# Fully cushion frame pierce find today



## redline1968 (Jul 31, 2022)

2 bikes popped up today on craigs list  this pierce arrow full cushioned frame.. it's original paint and has some rare bars on it.. supposed to be a 1909...


----------



## Drosentreter (Jul 31, 2022)

redline1968 said:


> 2 bikes popped up today on craigs list  this pierce arrow full cushioned frame.. it's original paint and has some rare bars on it.. supposed to be a 1909...
> 
> View attachment 1672555
> 
> ...



How much was it?


----------



## stezell (Jul 31, 2022)

Drosentreter said:


> How much was it?



Sorry Dane I have no place in telling you what's right or wrong to ask, my apologies. 

V/r 
Sean


----------



## Drosentreter (Jul 31, 2022)

stezell said:


> Now Dane that's not proper to ask.
> 
> V/r
> Sean



I suppose that is true… I guess my question is was it a screamin deal or right on with value? Cause I’d love to have one at some point in my life, and sometimes on CL people don’t know what they’ve got. And my other question, is what are they worth? Don’t mind me, just a curious Caber. If you don’t want to answer then don’t bother, my feelings won’t be hurt. 

Thanks, Dane.


----------



## catfish (Jul 31, 2022)

Great find!


----------



## Drosentreter (Jul 31, 2022)

catfish said:


> Great find!



I will second this, I meant no offense in asking price. Sorry.
V/r
Dane


----------



## kccomet (Jul 31, 2022)

Craigslist, your Killin me


----------



## cyclingday (Jul 31, 2022)

Yeah, no kidding!
A bike like this being sold on Craigslist makes me think, stolen bike.
I don’t have much experience with Craigslist, so maybe this is a common thing.
But, that’s one heck of a National Treasure to just be thrown up on Craigslist like so much second hand junk.


----------



## Archie Sturmer (Jul 31, 2022)

Nice Pierce Arrow.
Does the sticker read, Village of Naples, and Lake Canada-igua?


----------



## tripple3 (Jul 31, 2022)

cyclingday said:


> Yeah, no kidding!
> A bike like this being sold on Craigslist makes me think, stolen bike.
> I don’t have much experience with Craigslist, so maybe this is a common thing.
> But, that’s one heck of a National Treasure to just be thrown up on Craigslist like so much second hand junk.

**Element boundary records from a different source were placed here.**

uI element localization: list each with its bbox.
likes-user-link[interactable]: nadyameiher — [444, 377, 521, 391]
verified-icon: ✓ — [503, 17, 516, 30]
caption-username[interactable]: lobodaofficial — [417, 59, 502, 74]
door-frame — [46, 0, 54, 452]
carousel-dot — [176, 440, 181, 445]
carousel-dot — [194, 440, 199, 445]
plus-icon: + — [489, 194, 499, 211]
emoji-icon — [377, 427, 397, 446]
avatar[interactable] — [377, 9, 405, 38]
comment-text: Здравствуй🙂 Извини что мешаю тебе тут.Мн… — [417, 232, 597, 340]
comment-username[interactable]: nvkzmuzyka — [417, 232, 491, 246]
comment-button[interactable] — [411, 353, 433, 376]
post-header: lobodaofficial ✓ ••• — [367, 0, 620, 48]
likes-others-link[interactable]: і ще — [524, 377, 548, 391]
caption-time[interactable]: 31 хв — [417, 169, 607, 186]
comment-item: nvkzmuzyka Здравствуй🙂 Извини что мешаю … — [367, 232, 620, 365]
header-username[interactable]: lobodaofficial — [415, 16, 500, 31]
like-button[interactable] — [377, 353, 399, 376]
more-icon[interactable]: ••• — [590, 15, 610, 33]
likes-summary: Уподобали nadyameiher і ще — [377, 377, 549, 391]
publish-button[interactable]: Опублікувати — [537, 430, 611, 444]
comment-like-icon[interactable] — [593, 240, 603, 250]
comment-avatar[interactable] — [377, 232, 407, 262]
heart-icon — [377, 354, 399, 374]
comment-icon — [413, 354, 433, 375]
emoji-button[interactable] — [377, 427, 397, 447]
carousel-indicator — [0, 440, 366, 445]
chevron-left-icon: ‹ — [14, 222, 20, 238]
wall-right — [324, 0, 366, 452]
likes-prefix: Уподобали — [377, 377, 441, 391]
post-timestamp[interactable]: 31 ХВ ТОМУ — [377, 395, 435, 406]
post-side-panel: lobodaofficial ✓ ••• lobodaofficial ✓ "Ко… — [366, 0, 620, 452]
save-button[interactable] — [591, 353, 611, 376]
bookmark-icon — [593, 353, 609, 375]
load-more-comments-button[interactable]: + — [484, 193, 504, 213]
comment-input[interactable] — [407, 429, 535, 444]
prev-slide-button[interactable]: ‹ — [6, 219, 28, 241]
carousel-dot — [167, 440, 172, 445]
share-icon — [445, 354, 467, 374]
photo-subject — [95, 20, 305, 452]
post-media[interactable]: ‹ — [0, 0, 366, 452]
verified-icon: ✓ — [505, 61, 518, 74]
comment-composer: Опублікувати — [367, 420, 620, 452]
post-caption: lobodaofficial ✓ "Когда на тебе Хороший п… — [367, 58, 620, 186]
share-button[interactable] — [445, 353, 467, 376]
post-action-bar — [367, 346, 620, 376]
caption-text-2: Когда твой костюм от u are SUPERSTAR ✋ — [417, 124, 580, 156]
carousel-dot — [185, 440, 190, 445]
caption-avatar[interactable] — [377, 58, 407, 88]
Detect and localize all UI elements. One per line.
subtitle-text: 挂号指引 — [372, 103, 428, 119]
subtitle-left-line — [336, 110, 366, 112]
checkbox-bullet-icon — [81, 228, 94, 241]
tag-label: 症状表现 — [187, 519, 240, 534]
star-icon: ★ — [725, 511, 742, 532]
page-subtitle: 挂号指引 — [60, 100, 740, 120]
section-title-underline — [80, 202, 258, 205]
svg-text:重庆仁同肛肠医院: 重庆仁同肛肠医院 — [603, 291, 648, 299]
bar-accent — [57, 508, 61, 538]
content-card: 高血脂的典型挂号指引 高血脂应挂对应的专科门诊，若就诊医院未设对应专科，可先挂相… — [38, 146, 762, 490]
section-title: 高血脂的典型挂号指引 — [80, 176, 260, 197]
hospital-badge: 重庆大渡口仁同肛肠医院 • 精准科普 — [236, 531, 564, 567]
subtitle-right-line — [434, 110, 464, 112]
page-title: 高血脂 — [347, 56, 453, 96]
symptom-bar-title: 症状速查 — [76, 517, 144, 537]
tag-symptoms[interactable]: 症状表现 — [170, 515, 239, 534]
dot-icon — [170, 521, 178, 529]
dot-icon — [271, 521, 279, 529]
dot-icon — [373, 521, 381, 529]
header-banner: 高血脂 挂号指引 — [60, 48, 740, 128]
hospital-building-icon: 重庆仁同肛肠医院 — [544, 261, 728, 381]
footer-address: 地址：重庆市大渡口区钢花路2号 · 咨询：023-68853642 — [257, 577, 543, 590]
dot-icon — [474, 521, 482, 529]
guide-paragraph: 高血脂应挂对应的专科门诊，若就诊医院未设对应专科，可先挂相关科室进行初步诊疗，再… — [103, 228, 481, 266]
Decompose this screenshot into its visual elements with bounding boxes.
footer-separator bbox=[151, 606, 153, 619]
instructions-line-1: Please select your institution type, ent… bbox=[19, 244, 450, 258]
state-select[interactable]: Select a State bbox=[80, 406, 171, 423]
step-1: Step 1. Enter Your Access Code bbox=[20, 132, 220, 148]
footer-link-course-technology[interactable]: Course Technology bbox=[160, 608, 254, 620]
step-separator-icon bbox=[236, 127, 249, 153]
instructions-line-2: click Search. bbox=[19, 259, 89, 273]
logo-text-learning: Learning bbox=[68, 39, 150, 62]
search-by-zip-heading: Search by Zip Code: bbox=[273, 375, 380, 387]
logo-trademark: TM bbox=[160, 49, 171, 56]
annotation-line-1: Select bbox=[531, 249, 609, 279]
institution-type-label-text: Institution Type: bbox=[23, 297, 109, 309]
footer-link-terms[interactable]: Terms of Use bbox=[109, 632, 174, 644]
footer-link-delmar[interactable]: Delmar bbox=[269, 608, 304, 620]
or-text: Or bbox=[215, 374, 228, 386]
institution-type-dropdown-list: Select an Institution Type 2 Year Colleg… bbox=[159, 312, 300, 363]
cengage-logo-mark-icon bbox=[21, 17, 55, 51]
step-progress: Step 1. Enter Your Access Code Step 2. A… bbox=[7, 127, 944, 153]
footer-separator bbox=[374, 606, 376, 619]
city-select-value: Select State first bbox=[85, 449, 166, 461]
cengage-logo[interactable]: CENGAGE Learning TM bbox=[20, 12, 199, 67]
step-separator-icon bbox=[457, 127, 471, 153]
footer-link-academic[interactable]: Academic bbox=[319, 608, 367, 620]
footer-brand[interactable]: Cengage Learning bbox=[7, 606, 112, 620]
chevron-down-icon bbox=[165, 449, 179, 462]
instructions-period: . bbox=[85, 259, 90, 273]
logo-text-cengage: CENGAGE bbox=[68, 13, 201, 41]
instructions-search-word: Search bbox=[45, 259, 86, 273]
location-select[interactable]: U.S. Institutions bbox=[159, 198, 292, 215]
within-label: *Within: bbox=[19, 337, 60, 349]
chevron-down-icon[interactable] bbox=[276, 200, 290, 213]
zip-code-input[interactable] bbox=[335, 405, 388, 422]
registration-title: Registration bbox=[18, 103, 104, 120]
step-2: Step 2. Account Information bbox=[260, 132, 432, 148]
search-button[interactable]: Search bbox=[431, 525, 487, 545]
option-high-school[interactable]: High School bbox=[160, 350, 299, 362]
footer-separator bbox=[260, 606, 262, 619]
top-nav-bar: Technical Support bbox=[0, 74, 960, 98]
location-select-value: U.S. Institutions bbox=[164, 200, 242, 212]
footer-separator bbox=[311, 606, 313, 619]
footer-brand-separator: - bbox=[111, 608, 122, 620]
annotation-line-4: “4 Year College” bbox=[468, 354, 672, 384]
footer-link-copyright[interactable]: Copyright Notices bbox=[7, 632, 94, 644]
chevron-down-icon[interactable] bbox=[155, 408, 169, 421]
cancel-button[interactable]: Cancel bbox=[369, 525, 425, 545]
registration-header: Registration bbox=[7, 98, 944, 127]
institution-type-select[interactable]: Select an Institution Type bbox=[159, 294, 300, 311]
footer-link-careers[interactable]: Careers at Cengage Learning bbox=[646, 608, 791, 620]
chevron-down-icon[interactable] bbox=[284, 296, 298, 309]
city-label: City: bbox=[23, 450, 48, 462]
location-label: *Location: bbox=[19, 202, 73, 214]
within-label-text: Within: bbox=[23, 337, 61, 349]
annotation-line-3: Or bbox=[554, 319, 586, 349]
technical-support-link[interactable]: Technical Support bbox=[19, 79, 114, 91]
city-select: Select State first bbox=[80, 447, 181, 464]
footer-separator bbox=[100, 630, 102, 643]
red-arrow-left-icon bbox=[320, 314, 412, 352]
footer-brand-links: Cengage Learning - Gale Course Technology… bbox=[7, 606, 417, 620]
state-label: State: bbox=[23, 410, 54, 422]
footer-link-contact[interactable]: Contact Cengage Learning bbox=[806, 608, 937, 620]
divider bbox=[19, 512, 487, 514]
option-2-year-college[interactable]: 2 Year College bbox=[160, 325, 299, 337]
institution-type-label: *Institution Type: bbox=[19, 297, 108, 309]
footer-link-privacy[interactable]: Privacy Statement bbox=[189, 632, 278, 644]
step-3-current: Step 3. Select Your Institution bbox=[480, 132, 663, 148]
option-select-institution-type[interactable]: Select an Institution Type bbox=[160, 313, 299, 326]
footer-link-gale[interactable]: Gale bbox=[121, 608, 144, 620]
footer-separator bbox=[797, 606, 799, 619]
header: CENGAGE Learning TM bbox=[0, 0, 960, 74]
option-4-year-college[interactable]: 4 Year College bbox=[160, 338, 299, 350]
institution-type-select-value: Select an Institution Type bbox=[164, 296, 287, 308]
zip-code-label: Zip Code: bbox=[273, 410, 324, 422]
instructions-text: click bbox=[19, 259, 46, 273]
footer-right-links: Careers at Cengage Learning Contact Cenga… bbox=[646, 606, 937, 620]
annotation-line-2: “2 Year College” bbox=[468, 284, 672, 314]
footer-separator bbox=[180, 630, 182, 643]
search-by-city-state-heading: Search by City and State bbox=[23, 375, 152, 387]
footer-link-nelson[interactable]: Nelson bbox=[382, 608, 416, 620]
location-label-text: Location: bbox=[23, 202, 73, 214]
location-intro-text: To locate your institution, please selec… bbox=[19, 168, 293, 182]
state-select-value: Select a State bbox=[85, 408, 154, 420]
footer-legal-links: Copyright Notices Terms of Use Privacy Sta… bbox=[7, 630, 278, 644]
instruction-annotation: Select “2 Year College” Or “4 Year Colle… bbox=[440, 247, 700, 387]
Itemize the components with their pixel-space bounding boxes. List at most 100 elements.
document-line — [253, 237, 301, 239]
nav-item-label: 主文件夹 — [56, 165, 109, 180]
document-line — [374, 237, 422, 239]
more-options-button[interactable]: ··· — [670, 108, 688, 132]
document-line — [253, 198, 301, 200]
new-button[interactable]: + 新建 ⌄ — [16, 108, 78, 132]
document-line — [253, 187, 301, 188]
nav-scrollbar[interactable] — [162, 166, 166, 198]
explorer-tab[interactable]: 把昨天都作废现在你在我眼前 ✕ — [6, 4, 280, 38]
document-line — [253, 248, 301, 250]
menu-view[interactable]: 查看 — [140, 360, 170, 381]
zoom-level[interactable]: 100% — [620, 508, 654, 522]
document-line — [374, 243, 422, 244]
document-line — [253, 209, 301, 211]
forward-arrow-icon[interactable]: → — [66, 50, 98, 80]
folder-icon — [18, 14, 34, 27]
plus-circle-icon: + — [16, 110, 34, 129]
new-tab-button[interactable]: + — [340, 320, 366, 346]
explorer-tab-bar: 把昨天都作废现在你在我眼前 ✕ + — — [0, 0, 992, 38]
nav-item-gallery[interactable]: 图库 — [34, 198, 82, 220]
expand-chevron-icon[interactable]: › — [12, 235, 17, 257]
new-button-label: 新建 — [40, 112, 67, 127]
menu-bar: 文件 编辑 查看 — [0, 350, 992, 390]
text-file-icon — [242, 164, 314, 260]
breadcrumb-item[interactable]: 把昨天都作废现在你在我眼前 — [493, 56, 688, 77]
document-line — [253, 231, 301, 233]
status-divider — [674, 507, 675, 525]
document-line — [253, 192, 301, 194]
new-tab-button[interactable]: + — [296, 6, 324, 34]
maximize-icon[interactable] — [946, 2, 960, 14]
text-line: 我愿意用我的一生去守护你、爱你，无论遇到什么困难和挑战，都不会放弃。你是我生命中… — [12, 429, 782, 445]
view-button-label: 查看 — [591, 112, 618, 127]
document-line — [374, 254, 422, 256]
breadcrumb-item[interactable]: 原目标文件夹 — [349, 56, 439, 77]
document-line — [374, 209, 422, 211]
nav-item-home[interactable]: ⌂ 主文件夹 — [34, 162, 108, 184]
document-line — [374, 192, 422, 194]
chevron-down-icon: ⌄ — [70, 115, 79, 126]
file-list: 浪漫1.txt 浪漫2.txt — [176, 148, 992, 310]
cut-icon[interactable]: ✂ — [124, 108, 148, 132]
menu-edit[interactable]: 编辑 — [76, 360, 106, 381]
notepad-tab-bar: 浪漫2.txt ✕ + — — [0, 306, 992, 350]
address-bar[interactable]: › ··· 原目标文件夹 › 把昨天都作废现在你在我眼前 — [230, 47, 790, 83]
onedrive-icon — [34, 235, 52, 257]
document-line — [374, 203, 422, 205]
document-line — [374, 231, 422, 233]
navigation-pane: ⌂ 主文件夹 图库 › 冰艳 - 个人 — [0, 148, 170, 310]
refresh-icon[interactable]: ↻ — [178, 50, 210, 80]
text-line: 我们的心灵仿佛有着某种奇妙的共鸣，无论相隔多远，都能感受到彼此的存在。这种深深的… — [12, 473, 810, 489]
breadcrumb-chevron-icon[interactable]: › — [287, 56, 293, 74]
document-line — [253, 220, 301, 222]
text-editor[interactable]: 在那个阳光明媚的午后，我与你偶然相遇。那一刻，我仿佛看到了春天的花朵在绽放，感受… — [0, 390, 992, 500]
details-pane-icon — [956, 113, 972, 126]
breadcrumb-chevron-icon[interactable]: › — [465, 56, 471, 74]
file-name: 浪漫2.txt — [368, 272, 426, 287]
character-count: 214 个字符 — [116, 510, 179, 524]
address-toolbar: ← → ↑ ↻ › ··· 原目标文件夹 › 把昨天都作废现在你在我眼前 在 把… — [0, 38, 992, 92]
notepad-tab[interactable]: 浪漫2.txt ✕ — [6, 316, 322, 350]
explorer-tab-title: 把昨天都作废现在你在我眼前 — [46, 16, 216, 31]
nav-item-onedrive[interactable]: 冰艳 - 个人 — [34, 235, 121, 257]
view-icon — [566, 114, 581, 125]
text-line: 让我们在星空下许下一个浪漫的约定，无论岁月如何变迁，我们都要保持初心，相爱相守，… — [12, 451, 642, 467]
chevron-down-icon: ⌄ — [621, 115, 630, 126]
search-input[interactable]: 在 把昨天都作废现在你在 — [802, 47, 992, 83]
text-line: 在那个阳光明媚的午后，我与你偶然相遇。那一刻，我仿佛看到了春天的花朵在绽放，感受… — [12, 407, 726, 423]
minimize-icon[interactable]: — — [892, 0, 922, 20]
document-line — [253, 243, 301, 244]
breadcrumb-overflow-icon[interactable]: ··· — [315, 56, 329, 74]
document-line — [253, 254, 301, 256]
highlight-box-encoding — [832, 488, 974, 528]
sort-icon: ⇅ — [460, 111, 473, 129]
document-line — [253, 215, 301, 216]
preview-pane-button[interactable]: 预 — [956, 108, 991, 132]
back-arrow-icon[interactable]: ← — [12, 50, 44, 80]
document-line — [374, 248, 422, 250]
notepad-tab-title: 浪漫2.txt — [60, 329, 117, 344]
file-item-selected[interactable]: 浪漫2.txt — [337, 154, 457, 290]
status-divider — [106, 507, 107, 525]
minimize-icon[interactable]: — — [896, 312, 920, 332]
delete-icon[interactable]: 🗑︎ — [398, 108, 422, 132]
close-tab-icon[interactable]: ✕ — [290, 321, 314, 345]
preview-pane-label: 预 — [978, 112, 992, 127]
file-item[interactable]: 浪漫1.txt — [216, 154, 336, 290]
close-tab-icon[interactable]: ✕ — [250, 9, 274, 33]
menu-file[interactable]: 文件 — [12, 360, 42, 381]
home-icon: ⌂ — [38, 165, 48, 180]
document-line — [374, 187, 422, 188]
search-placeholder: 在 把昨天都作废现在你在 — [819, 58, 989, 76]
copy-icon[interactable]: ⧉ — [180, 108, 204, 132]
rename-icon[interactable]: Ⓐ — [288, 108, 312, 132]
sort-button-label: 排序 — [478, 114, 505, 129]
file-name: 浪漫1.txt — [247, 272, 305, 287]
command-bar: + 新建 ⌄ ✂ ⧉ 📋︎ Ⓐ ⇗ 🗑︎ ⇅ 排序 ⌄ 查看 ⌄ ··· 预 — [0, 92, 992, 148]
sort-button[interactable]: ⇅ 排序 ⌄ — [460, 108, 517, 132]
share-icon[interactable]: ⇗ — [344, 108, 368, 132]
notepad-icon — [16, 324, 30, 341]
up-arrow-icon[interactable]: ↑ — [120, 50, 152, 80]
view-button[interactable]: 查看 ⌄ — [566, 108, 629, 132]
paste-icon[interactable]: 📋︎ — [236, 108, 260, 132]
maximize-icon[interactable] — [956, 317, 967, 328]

Maybe they bought it for the saddle, then flip it....😜


----------



## redline1968 (Aug 1, 2022)

No no actually was bought off Craigslist it yes it was a very good deal along with the white flyer track...🤩 If I'm reading it right it says city of Lincolnshire Illinois was a Crest on it I'm not quite sure of the date I was told it was written during the 50s


----------



## dnc1 (Aug 2, 2022)

I'm hoping that the top section of the handlebar stem is removable, and can be flipped over?
Would love to see it in the 'dropped' position if you ever decide to check it out.
Wonderful find!


----------



## DonChristie (Aug 2, 2022)

Wow! Great find! Right place at the right time! Congrats!


----------



## locomotion (Aug 2, 2022)

Very nice find. Congrats. Some rare options on there

Do you think this is original paint?
Is the nickel painted silver?
I also wonder if the bottom headcup and the fork crown/fork spring blades should be painted black.
What type of rims and hubs are on there?

Only reason I am asking, is because I have one that is not original paint, and was thinking about maybe painting it one day.


----------



## redline1968 (Aug 2, 2022)

Yeah I looked it over the nickel has been painted over some silver I guess whoever owned it wanted to doll it up and the badge has also been touched up with gold I looked over the paint pretty carefully very old even the decals on it I'm pretty sure about 98% of it is original except for the seat post seat wheels of course I guess maybe 90% LOL..


dnc1 said:


> I'm hoping that the top section of the handlebar stem is removable, and can be flipped over?
> Would love to see it in the 'dropped' position if you ever decide to check it out.
> Wonderful find!



I'll turn it over and post pics..


locomotion said:


> Very nice find. Congrats. Some rare options on there
> 
> Do you think this is original paint?
> Is the nickel painted silver?
> ...



Yeah I was kind of concerned about that black paint in that area too I looked at it carefully with a magnifying glass it's definitely been on there awful long time I think the silver accents is done later by the owner whoever he was I also looked at the decals and they're very old too very interesting bicycle..


----------



## redline1968 (Aug 2, 2022)

redline1968 said:


> Yeah I looked it over the nickel has been painted over some silver I guess whoever owned it wanted to doll it up and the badge has also been touched up with gold I looked over the paint pretty carefully very old even the decals on it I'm pretty sure about 98% of it is original except for the seat post seat wheels of course I guess maybe 90% LOL..
> 
> I'll turn it over and post pics..
> 
> Yeah I was kind of concerned about that black paint in that area too I looked at it carefully with a magnifying glass it's definitely been on there awful long time I think the silver accents is done later by the owner whoever he was I also looked at the decals and they're very old too very interesting bicycle..



Thank you for all the comments it is interesting bicycle I sure miss those little 28s after selling everything off


----------